Magistrado ponente: José Joaquín Urbano Martínez

Decreto 2591 de 1991

Tutela de segunda instancia Radicado 142354 CUI 540012204000202400554 01 Emiro cañizares plata SALA DE DECISIÓN DE TUTELAS # 2 JOSÉ JOAQUÍN URBANO MARTÍNEZ Magistrado ponente STP2608-2025 Radicación #142354 Acta No. 018 Bogotá, D. C., cuatro (4) de febrero de dos mil veinticinco (2025). I. MOTIVO DE LA DECISIÓN La Sala resuelve la impugnación presentada por el Juzgado 2º Penal Municipal de Ocaña, Norte de Santander, en contra de la sentencia proferida el 28 de noviembre de 2024 por la Sala Penal del Tribunal Superior de Cúcuta.

II.

ANTECEDENTES 1. La demanda.

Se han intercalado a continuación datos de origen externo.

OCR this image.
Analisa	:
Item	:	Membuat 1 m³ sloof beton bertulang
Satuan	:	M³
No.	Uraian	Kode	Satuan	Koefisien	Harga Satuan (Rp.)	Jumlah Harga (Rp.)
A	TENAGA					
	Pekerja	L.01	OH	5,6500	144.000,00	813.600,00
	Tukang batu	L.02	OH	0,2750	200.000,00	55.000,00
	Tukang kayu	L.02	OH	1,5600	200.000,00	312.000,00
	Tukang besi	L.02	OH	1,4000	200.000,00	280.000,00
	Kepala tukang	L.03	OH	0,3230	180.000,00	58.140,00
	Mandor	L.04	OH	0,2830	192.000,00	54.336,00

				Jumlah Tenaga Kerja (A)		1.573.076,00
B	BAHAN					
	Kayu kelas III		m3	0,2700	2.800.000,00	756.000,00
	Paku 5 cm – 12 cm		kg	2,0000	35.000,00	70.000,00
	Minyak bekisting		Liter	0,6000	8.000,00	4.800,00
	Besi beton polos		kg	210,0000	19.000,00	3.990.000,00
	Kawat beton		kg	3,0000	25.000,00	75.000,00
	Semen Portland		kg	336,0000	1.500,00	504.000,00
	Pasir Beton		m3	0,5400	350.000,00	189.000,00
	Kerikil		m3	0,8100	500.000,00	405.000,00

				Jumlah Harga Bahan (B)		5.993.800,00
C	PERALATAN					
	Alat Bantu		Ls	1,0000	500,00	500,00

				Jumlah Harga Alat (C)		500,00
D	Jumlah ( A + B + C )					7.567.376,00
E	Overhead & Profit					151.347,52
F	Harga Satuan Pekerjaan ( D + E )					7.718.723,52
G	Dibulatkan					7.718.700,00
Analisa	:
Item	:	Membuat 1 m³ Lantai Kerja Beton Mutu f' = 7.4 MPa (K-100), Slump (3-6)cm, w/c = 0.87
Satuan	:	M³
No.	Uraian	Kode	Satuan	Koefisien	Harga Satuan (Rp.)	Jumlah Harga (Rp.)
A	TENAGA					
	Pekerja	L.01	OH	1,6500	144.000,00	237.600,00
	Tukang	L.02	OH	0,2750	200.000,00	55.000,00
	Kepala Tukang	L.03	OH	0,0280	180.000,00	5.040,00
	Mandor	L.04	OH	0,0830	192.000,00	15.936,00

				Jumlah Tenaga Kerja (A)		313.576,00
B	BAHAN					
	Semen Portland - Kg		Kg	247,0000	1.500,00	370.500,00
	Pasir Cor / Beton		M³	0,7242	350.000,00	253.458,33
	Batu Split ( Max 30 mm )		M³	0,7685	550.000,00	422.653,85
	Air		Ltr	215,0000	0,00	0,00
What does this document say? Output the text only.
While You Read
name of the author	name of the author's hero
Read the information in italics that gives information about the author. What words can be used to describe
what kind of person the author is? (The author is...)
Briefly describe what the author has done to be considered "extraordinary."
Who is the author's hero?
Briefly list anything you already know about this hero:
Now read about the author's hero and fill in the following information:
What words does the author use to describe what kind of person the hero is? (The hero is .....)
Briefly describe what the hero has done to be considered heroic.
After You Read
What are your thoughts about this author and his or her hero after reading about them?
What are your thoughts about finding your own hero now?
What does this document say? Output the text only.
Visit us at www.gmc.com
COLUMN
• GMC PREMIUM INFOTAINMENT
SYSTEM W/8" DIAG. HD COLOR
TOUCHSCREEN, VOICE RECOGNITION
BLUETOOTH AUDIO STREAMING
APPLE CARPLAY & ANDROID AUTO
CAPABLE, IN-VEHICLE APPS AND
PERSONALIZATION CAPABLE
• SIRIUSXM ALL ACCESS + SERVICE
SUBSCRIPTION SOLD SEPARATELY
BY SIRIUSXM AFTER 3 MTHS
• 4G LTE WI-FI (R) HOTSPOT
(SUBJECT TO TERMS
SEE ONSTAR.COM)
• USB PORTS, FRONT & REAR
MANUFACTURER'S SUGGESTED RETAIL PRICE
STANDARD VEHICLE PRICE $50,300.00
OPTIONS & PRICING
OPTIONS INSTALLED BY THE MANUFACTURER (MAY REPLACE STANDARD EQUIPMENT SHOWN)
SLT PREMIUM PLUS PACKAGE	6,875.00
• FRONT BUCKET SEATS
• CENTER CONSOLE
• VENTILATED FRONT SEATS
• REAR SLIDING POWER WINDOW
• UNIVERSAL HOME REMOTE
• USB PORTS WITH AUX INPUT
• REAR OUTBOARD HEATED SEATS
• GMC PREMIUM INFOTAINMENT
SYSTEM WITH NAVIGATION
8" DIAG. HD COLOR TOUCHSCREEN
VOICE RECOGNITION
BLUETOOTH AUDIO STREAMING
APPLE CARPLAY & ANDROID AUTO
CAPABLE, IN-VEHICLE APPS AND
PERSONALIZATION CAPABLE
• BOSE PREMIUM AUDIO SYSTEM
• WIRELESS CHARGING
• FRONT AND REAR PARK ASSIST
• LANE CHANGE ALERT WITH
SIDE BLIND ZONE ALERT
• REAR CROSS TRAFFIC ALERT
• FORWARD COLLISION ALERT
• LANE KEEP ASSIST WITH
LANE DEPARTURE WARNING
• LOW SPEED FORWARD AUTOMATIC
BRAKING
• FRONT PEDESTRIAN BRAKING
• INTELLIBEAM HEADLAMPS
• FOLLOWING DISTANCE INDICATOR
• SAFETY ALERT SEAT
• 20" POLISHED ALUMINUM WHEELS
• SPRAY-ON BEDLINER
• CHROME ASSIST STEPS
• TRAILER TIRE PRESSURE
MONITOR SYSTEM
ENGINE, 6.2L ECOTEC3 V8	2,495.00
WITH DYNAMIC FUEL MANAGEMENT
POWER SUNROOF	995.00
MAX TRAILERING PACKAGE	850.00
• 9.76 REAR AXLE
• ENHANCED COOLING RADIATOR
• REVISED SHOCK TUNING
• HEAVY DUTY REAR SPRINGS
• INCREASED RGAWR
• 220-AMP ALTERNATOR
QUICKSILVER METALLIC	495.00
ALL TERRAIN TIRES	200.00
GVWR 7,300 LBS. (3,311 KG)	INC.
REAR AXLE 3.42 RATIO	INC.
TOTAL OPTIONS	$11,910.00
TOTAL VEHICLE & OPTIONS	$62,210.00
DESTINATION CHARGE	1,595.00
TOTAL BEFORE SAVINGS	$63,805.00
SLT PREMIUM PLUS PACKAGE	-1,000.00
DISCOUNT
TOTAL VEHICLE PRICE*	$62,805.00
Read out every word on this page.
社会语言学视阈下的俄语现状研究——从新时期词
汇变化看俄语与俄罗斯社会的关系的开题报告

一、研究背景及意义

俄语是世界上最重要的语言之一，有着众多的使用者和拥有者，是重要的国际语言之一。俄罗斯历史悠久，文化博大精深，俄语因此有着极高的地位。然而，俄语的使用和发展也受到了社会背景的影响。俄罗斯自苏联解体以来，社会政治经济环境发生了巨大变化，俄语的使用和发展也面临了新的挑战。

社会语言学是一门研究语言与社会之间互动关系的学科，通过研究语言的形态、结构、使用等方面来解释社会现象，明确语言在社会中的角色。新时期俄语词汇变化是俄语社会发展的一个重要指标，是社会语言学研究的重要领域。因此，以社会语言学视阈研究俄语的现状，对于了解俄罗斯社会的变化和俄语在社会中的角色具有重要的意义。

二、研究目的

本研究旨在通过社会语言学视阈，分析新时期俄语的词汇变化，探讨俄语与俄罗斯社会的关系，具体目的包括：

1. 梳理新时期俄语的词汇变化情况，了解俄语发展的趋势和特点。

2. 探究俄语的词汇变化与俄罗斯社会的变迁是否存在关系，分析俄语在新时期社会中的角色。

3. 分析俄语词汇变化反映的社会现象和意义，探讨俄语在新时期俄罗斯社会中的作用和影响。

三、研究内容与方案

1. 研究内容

Emiro Cañizares Plata, en su condición de alcalde de Ocaña, Norte de Santander, expuso que el 5 de noviembre de 2024 el Juzgado 2º Penal Municipal de ese municipio, lo sancionó con tres días de arresto y multa de tres SMMLV, por incumplir la tutela proferida por ese despacho el 30 de julio de 2024 y modificada por el Juzgado 2º Penal del Circuito de Ocaña el 9 de septiembre de 2024.

En ella, le ordenaron vincular a la señora Sandra Milena Clavijo Vega en un cargo igual o equivalente al que ocupaba, siempre y cuando « existan vacantes disponibles o en el caso de que existan vacantes futuras en provisionalidad». La permanencia en el cargo está supeditada a que este no sea provisto en propiedad mediante el concurso de méritos.

Adujo que en el trámite incidental respondió los requerimientos y explicó la imposibilidad de acatar el fallo, toda vez que el municipio no contaba con vacantes disponibles para vincular a Sandra Milena, incluso allegó la certificación expedida por el Área de Función Pública en la que se dejaba constancia de esa situación. No obstante, los Juzgados mencionados no tuvieron en cuenta sus explicaciones y, además, le impusieron obligaciones no establecidas en la sentencia de tutela.

Por estos motivos, instauró acción de tutela en contra los Juzgados 2º Penal Municipal de Ocaña y 1º Penal del Circuito de ese municipio, por la posible vulneración de sus derechos fundamentales al debido proceso y al acceso a la administración de justicia. Pidió a la Corte revocar los autos del 5 y 12 de noviembre de 2024 y, como medida provisional, la suspensión del trámite incidental. 2.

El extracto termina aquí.